Sin embargo, la organza siguió siendo la obsesión más indulgente de Siriano. Apareció por todas partes: blazers transparentes reforzados con osos, vestidos drapeados envueltos en velos cruzados de tela translúcida y volantes colosales que se abultaban sobre los torsos con intensidad operística. En ocasiones, este exceso se desplomó en una sobrecarga visual; La magnitud de los adornos de organza podría parecer más nostálgica que moderna, su grandiosidad rozando el vestuario. Sin embargo, este extravagancia es central para la identidad de Siriano, y su público siempre la ha abrazado. No era una colección preocupada por el minimalismo o la utilidad cotidiana: trataba sobre fantasía, gestos e impacto emocional.
Las lentejuelas añadían otra capa de espectáculo, especialmente en un corpiño escultórico plateado combinado con una falda a juego, donde el brillo no se trataba como decoración superficial sino como herramienta para construir forma. De forma crucial, Siriano presentó estas formas arquitectónicas en una amplia gama de cuerpos, reafirmando su compromiso de larga data con la inclusión del tamaño.
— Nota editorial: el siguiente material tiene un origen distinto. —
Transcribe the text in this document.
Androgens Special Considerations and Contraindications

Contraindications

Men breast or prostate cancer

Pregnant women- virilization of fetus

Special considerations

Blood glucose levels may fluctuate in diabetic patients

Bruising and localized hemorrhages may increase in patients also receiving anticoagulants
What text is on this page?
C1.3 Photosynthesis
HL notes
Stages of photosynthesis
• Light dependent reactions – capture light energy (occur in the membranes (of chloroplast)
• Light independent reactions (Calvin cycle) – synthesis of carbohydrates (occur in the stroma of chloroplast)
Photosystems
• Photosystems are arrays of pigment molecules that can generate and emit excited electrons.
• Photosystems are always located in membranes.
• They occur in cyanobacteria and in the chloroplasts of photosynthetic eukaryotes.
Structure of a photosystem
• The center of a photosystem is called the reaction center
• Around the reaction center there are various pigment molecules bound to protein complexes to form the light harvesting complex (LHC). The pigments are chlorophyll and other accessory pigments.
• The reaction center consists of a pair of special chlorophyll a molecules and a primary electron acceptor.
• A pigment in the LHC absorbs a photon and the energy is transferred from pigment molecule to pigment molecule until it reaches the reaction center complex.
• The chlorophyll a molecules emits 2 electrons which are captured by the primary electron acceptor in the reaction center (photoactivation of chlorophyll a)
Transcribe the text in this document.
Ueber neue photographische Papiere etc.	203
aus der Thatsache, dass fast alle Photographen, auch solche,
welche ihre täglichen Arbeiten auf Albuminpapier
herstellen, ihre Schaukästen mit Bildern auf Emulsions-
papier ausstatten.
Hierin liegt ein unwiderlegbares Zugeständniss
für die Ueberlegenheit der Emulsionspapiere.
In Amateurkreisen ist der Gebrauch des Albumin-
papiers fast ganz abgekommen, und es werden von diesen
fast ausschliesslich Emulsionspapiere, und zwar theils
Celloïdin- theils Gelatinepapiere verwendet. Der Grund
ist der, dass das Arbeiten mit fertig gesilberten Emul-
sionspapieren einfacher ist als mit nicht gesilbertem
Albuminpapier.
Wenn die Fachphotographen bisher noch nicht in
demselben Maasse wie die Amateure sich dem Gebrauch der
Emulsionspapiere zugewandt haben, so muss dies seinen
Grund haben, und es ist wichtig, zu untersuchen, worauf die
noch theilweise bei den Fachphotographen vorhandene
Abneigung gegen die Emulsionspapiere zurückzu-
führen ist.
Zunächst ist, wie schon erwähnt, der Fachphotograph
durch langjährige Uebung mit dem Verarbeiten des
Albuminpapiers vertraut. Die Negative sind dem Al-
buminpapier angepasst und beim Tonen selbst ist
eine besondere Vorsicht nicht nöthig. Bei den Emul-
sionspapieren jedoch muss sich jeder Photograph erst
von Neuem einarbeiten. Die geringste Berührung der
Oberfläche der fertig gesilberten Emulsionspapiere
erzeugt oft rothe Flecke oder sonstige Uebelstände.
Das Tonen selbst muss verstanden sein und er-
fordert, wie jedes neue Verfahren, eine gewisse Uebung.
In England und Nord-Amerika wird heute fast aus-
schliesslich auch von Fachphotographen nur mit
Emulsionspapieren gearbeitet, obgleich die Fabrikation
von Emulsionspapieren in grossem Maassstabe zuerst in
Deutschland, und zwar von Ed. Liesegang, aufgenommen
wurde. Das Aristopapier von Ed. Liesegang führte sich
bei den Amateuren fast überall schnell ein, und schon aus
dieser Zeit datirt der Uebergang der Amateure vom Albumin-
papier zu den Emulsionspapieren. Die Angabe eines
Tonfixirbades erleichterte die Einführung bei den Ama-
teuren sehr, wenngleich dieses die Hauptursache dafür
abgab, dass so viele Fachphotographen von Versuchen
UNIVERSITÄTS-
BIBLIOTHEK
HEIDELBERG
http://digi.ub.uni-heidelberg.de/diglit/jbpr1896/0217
A diferencia de muchos diseñadores que diluyen su visión para clientes de talla grande, Siriano ofreció el mismo drama, estructura y glamour a cada modelo en la pasarela, haciendo que la inclusión se sintiera integral en lugar de una actuación.
Desde un punto de vista crítico, Otoño Invierno 2026–2027 sufre ocasionalmente de su propio entusiasmo, especialmente por su excesiva dependencia de la organza como atajo visual para el drama. Pero sus fortalezas son más sustanciales: un enfoque vigorizante en los materiales, un enfoque intrépido de la silueta y una sincera creencia en la moda como fantasía. A Siriano puede que no le interese la sutileza, pero en una temporada que busca escapar, su teatralidad sin complejos no solo le resultó apropiada, sino profundamente satisfactoria.